Alright, grab your digital umbrella — ShapedPlugin’s paid (Pro) plugins were tampered with and shipped to paying customers via their official update system. Researchers found malicious code sneaked into the vendor’s release pipeline, meaning legitimate licensed updates turned into a tasty delivery vehicle for malware. Think of it as a trusted package that somehow came with a surprise gremlin inside.

The compromise only affected the Pro builds delivered through the vendor’s Easy Digital Downloads account system. Free copies on the official WordPress repository were not touched.
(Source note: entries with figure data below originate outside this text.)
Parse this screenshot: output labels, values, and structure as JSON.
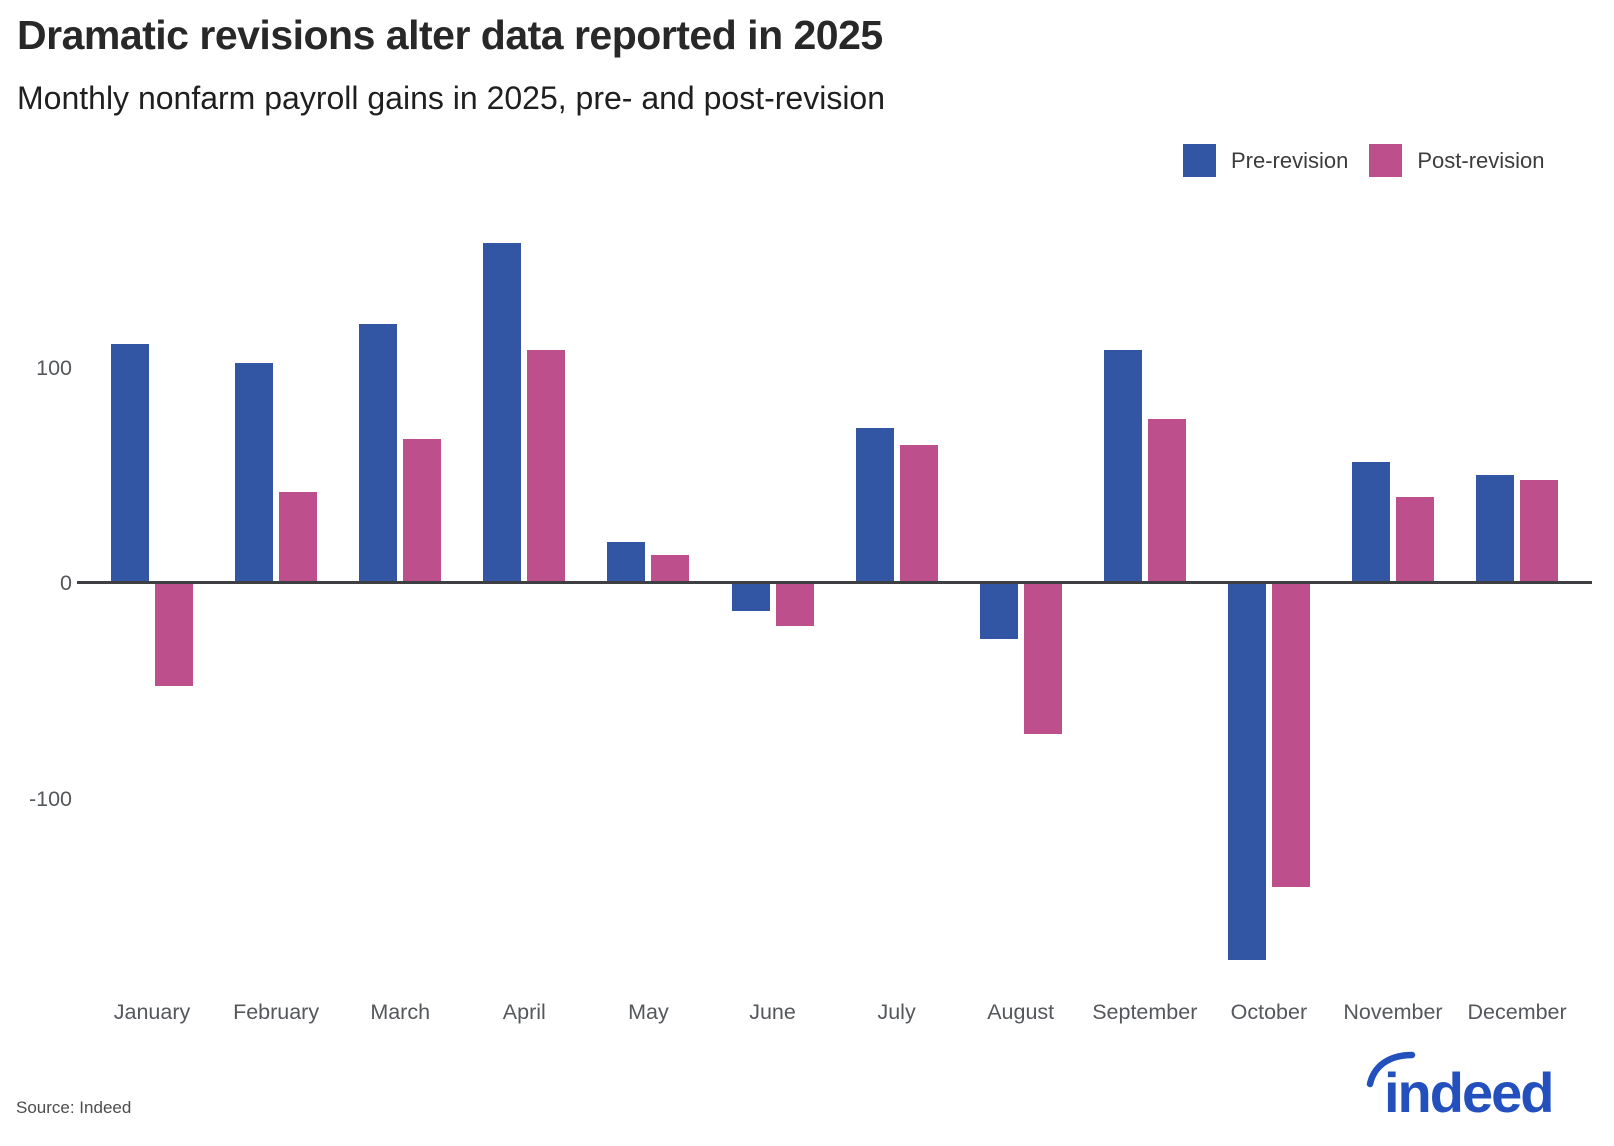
{
  "header": {
    "title": "Dramatic revisions alter data reported in 2025",
    "subtitle": "Monthly nonfarm payroll gains in 2025, pre- and post-revision"
  },
  "legend": {
    "items": [
      {
        "label": "Pre-revision",
        "color": "#3356a4"
      },
      {
        "label": "Post-revision",
        "color": "#bd4f8d"
      }
    ]
  },
  "chart_data": {
    "type": "bar",
    "title": "Dramatic revisions alter data reported in 2025",
    "subtitle": "Monthly nonfarm payroll gains in 2025, pre- and post-revision",
    "categories": [
      "January",
      "February",
      "March",
      "April",
      "May",
      "June",
      "July",
      "August",
      "September",
      "October",
      "November",
      "December"
    ],
    "series": [
      {
        "name": "Pre-revision",
        "color": "#3356a4",
        "values": [
          111,
          102,
          120,
          158,
          19,
          -13,
          72,
          -26,
          108,
          -175,
          56,
          50
        ]
      },
      {
        "name": "Post-revision",
        "color": "#bd4f8d",
        "values": [
          -48,
          42,
          67,
          108,
          13,
          -20,
          64,
          -70,
          76,
          -141,
          40,
          48
        ]
      }
    ],
    "xlabel": "",
    "ylabel": "",
    "yticks": [
      100,
      0,
      -100
    ],
    "ylim": [
      -185,
      170
    ],
    "grid": false,
    "legend_position": "top-right",
    "axis_color": "#3d3f42",
    "label_color": "#54575c"
  },
  "footer": {
    "source": "Source: Indeed",
    "brand": "indeed",
    "brand_color": "#2450bd"
  }
}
  • Product Slider Pro for WooCommerce (versions before 3.5.4)
  • Real Testimonials Pro (version 3.2.5)
  • Smart Post Show Pro (versions before 4.0.2)
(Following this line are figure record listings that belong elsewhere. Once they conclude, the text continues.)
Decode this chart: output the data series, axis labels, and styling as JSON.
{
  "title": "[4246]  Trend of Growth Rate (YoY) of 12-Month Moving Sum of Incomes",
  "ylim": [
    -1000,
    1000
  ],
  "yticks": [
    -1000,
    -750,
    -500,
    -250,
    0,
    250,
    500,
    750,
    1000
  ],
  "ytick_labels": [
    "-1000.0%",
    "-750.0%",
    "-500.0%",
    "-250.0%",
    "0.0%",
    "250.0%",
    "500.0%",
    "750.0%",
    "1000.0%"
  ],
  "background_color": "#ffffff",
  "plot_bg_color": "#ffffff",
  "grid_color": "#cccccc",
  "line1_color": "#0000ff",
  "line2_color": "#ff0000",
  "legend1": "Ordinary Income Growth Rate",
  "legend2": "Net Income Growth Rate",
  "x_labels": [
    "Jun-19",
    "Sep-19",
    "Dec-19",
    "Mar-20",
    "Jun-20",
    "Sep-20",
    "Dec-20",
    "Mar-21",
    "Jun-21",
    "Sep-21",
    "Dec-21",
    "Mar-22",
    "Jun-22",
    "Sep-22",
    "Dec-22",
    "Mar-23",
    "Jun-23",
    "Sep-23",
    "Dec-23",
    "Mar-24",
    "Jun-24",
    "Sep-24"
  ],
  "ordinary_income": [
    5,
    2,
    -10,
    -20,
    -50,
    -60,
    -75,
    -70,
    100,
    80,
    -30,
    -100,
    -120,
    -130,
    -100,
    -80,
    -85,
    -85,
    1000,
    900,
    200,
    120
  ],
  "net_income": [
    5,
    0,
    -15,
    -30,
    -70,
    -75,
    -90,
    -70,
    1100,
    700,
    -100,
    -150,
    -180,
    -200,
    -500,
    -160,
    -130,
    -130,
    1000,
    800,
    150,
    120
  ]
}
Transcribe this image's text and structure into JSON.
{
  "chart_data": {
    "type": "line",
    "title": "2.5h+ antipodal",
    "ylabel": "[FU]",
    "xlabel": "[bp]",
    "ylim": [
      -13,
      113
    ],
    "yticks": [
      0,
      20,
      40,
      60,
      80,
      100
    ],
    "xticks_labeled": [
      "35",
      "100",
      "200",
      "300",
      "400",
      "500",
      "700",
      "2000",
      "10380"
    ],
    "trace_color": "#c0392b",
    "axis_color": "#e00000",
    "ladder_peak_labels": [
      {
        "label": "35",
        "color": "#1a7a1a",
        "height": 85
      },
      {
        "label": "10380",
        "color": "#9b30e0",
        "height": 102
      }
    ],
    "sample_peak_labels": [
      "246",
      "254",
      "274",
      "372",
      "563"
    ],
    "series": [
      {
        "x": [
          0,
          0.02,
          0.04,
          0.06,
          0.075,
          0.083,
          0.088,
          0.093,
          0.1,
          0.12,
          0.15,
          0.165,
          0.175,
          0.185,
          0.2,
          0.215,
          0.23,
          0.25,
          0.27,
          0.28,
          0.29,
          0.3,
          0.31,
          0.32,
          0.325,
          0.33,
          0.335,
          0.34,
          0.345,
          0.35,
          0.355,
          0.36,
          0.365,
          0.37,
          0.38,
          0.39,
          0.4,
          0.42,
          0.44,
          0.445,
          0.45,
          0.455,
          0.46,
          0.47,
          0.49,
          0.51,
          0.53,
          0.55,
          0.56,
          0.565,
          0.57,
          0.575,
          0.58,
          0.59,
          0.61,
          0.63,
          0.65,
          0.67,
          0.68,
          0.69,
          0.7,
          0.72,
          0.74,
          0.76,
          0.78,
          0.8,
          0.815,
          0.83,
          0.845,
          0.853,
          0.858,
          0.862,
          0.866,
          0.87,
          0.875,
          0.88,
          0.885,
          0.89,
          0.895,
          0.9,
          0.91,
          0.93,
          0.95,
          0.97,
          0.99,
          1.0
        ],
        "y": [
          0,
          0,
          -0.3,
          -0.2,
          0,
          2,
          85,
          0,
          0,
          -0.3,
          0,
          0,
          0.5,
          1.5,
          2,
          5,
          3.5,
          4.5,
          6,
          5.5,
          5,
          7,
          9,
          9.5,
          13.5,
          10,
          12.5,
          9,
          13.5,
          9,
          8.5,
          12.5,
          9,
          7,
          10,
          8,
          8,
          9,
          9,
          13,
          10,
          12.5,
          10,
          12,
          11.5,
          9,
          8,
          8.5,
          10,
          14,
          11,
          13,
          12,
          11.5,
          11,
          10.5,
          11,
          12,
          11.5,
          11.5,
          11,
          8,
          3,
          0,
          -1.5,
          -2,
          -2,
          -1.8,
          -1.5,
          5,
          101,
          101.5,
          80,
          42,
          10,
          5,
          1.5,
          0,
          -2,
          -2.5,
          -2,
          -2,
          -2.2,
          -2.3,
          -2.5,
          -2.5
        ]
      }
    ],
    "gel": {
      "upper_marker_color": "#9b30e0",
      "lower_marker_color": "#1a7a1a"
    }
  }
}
Security teams assigned CVE identifiers to the problem (one of them is CVE-2026-49777) and gave it very high severity scores — yes, it’s bad. The injected loader runs on admin pages, pulls a payload from a remote host (seen contacting 194.76.217.28:2871), installs that payload disguised as a fake plugin, then activates it.
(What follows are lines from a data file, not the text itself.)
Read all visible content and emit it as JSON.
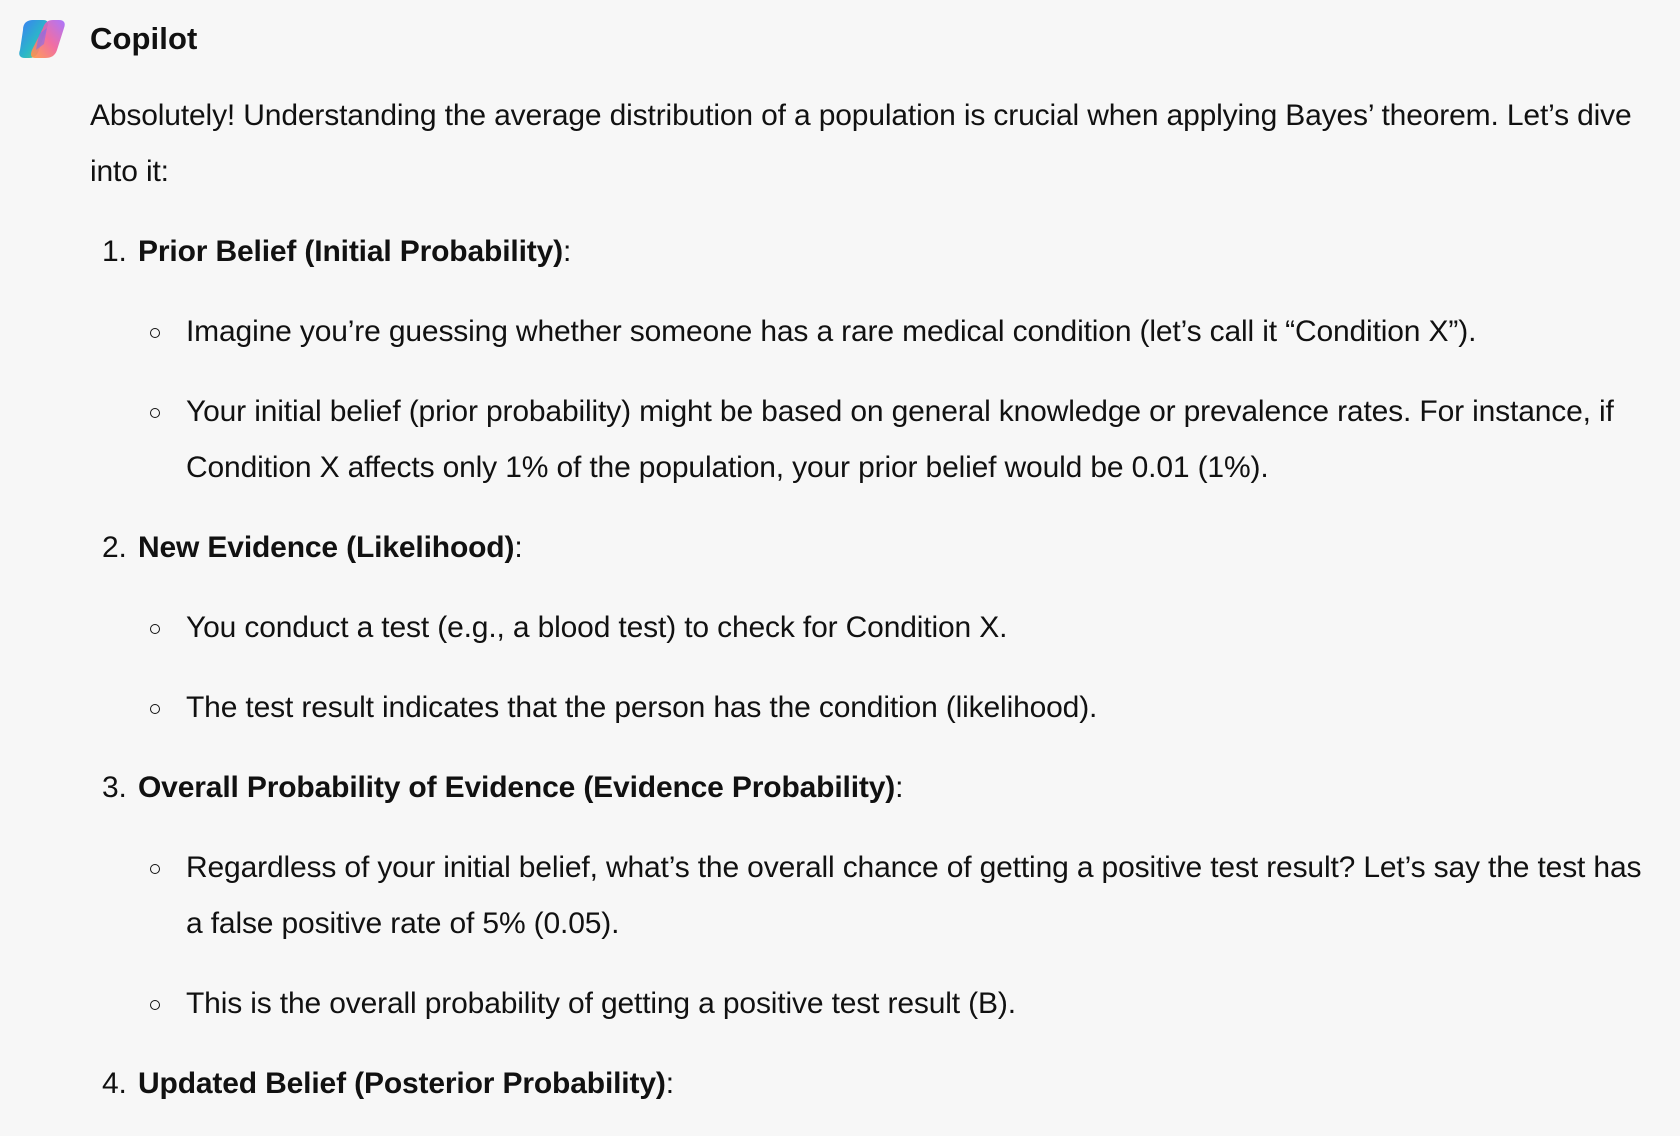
{
  "assistant": {
    "name": "Copilot",
    "icon": "copilot-logo-icon"
  },
  "message": {
    "intro": "Absolutely! Understanding the average distribution of a population is crucial when applying Bayes’ theorem. Let’s dive into it:",
    "steps": [
      {
        "number": "1.",
        "title": "Prior Belief (Initial Probability)",
        "suffix": ":",
        "bullets": [
          "Imagine you’re guessing whether someone has a rare medical condition (let’s call it “Condition X”).",
          "Your initial belief (prior probability) might be based on general knowledge or prevalence rates. For instance, if Condition X affects only 1% of the population, your prior belief would be 0.01 (1%)."
        ]
      },
      {
        "number": "2.",
        "title": "New Evidence (Likelihood)",
        "suffix": ":",
        "bullets": [
          "You conduct a test (e.g., a blood test) to check for Condition X.",
          "The test result indicates that the person has the condition (likelihood)."
        ]
      },
      {
        "number": "3.",
        "title": "Overall Probability of Evidence (Evidence Probability)",
        "suffix": ":",
        "bullets": [
          "Regardless of your initial belief, what’s the overall chance of getting a positive test result? Let’s say the test has a false positive rate of 5% (0.05).",
          "This is the overall probability of getting a positive test result (B)."
        ]
      },
      {
        "number": "4.",
        "title": "Updated Belief (Posterior Probability)",
        "suffix": ":",
        "bullets": []
      }
    ]
  }
}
This fake plugin then hides itself from the plugins list, reports the infected site back to the attacker, and tries to scrub traces by deleting some files. It can capture plaintext login details and 2FA codes, drop a web shell, and expose a custom REST endpoint that allows arbitrary file writes if the attacker presents the correct token.

In short: the supply chain got hijacked and the installer turned into a backdoor delivery system for the attackers.

If you grabbed the naughty update — what to do next

If you updated one of the affected Pro plugins from the vendor’s official channel, assume compromise until proven otherwise. Don’t panic like a cat in a cucumber patch; follow these steps methodically.

  • Reset all user passwords immediately (admins first) and force logout of active sessions.
  • Revoke and regenerate all 2FA secrets for every user — don’t skip this.
  • Inspect administrator accounts for any extra, unauthorized users and remove anything suspicious.
  • Check mail plugins (WP Mail SMTP, Post SMTP, Easy WP SMTP) for changed SMTP credentials and rotate any exposed secrets.
  • Scan for web shells or unexpected files — the malware used an installer named install-persistent.php and then erased itself after extracting data.
  • Review recent WooCommerce orders (last 3 months) for oddities if you run a shop; order/payment info may have been read.
  • Restore from a clean backup if you have one from before the malicious update; otherwise consider a professional incident response to fully purge persistence.

Why this is especially nasty: customers who did everything right — paid for licenses and let their plugins auto-update — were the ones hit. The attackers didn’t need to trick site owners into clicking anything; they poisoned the build/distribution process instead.

ShapedPlugin has acknowledged the problem and is reviewing its distribution and build steps. Expect patched releases after careful security checks. Until then, treat affected Pro installs as compromised and follow the cleanup checklist above.

Final tiny note: if you’re thinking about vendor-supplied updates, this is a reminder to keep backups, monitor admin accounts, and consider staging updates before installing on production sites. Also, maybe buy the digital equivalent of a tinfoil hat (just kidding — but not really).